Over-plan with some extra activities
Have a couple of activities up your sleeve in case you find yourself finishing before the end of the lesson (nerves and inexperience can throw timing out quite easily). Don’t worry too much if these extra activities don’t exactly fit into the overall theme of your lesson – it’s better to over-plan even at the expense of a cohesive lesson, than to finish 10 minutes before the end and panic. The more you teach, the easier timing will be to get right.
Talk to other teachers
Ask another teacher to take a look at your plans and give you some constructive suggestions. If you’re not the only new teacher starting that day, take comfort in the others – compare your plans and share your nerves.
Arrive in your classroom early
There’s nothing worse than arriving in the classroom at the last minute with all the students already there and waiting, especially in your first lesson. So give yourself time to get everything prepared, the seating organised, and your materials laid out the way you want them. Then take a few deep breaths…
Break the ice in the first lesson
Let your students get to know you a little. This breaks the ice and gets everyone relaxed. One way to do this is to put some one-word facts about yourself on the board and have students guess the questions that these facts refer to.

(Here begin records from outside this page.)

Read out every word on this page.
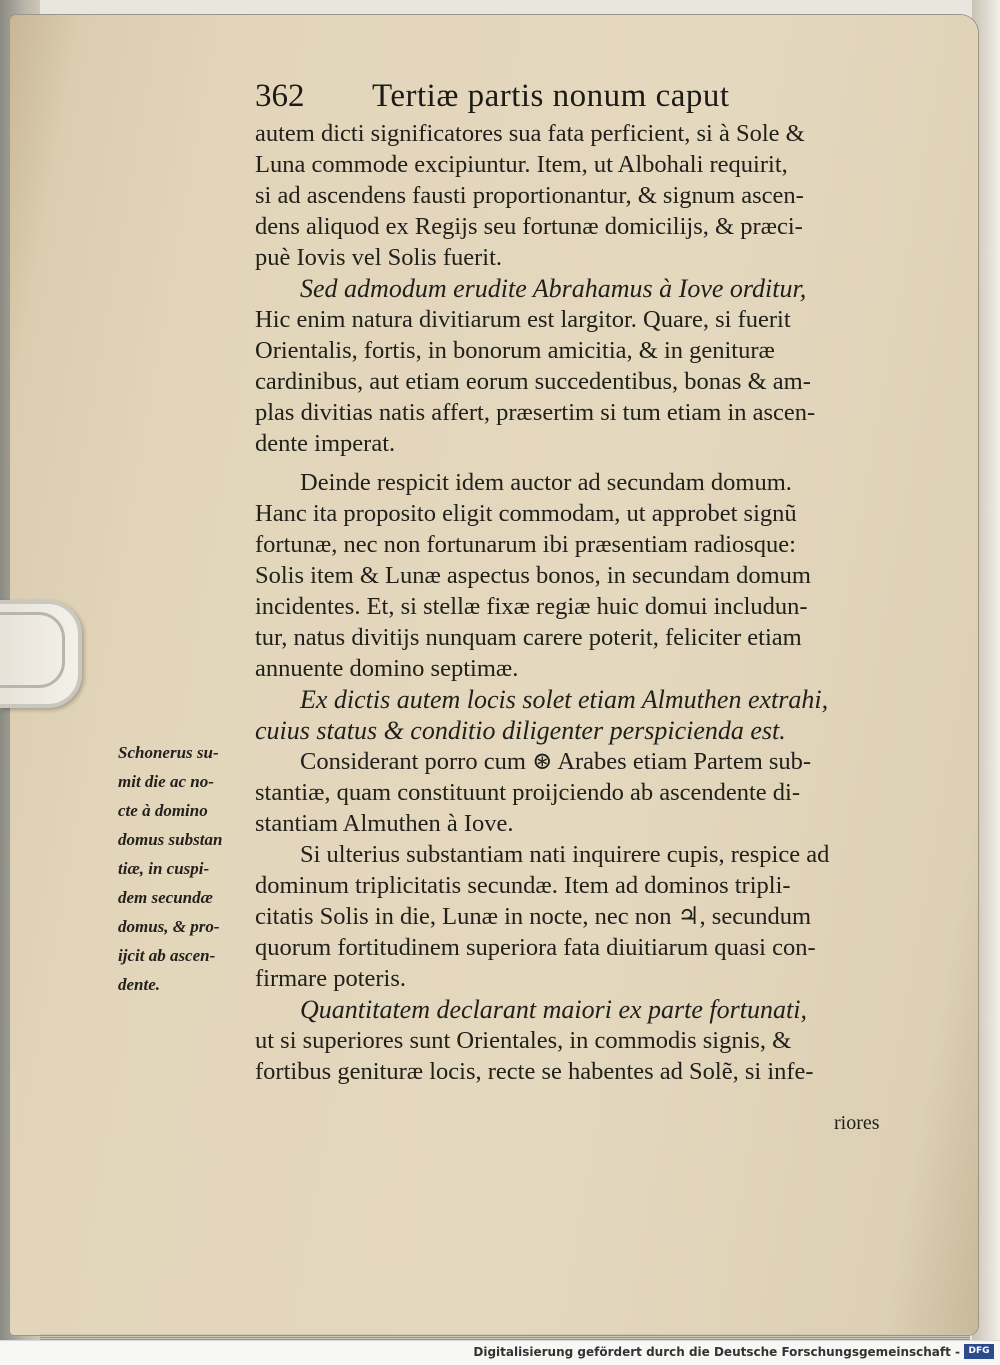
362 Tertiæ partis nonum caput
autem dicti significatores sua fata perficient, si à Sole &
Luna commode excipiuntur. Item, ut Albohali requirit,
si ad ascendens fausti proportionantur, & signum ascen-
dens aliquod ex Regijs seu fortunæ domicilijs, & præci-
puè Iovis vel Solis fuerit.
Sed admodum erudite Abrahamus à Iove orditur,
Hic enim natura divitiarum est largitor. Quare, si fuerit
Orientalis, fortis, in bonorum amicitia, & in genituræ
cardinibus, aut etiam eorum succedentibus, bonas & am-
plas divitias natis affert, præsertim si tum etiam in ascen-
dente imperat.
Deinde respicit idem auctor ad secundam domum.
Hanc ita proposito eligit commodam, ut approbet signũ
fortunæ, nec non fortunarum ibi præsentiam radiosque:
Solis item & Lunæ aspectus bonos, in secundam domum
incidentes. Et, si stellæ fixæ regiæ huic domui includun-
tur, natus divitijs nunquam carere poterit, feliciter etiam
annuente domino septimæ.
Ex dictis autem locis solet etiam Almuthen extrahi,
cuius status & conditio diligenter perspicienda est.
Considerant porro cum ⊛ Arabes etiam Partem sub-
stantiæ, quam constituunt proijciendo ab ascendente di-
stantiam Almuthen à Iove.
Si ulterius substantiam nati inquirere cupis, respice ad
dominum triplicitatis secundæ. Item ad dominos tripli-
citatis Solis in die, Lunæ in nocte, nec non ♃, secundum
quorum fortitudinem superiora fata diuitiarum quasi con-
firmare poteris.
Quantitatem declarant maiori ex parte fortunati,
ut si superiores sunt Orientales, in commodis signis, &
fortibus genituræ locis, recte se habentes ad Solẽ, si infe-
Schonerus su-
mit die ac no-
cte à domino
domus substan
tiæ, in cuspi-
dem secundæ
domus, & pro-
ijcit ab ascen-
dente.
riores
Digitalisierung gefördert durch die Deutsche Forschungsgemeinschaft - DFG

Act confidently in front of your students
When you arrive in your TEFL classroom for the first time (and probably the second and third…) your palms are sweating, your stomach is turning and you have a heart rate of 120. But the great thing is your students don’t know it’s your first ever class. Although it’s easier said than done, try to get off to a good start with a confident voice and a smile. Your students will pick up on your confidence, even if it is an act, and this in turn will start to give you actual confidence.
Don’t feel you have to answer every grammar question
What happens if, in your first lesson, a student throws you with a question about the present perfect, when your lesson is all about first conditional? Well, you don’t have to answer everything as soon as it’s asked. Just tell the student that this is a good question, and you’ll give them an answer in the next class. Then make a note of it, go and research it so that you’re well prepared for the next class, when you can take the student aside and give her the answer.
Don’t be hard on yourself if the first class goes badly
If things don’t go according to plan, don’t worry. This happens to all teachers, even those who have been teaching 20 years. It’s all “part of the learning experience””- a cliché which happens to be very true in TEFL. Getting your TEFL certificate didn’t make you superhuman overnight – the first few months (even the first few years) of your job are really a continuation of the learning you started on your TEFL course. So it’s perfectly normal when not everything goes right straight away. If you embrace this, are prepared to learn, use advice and ideas from other teachers, then you’ll be fine!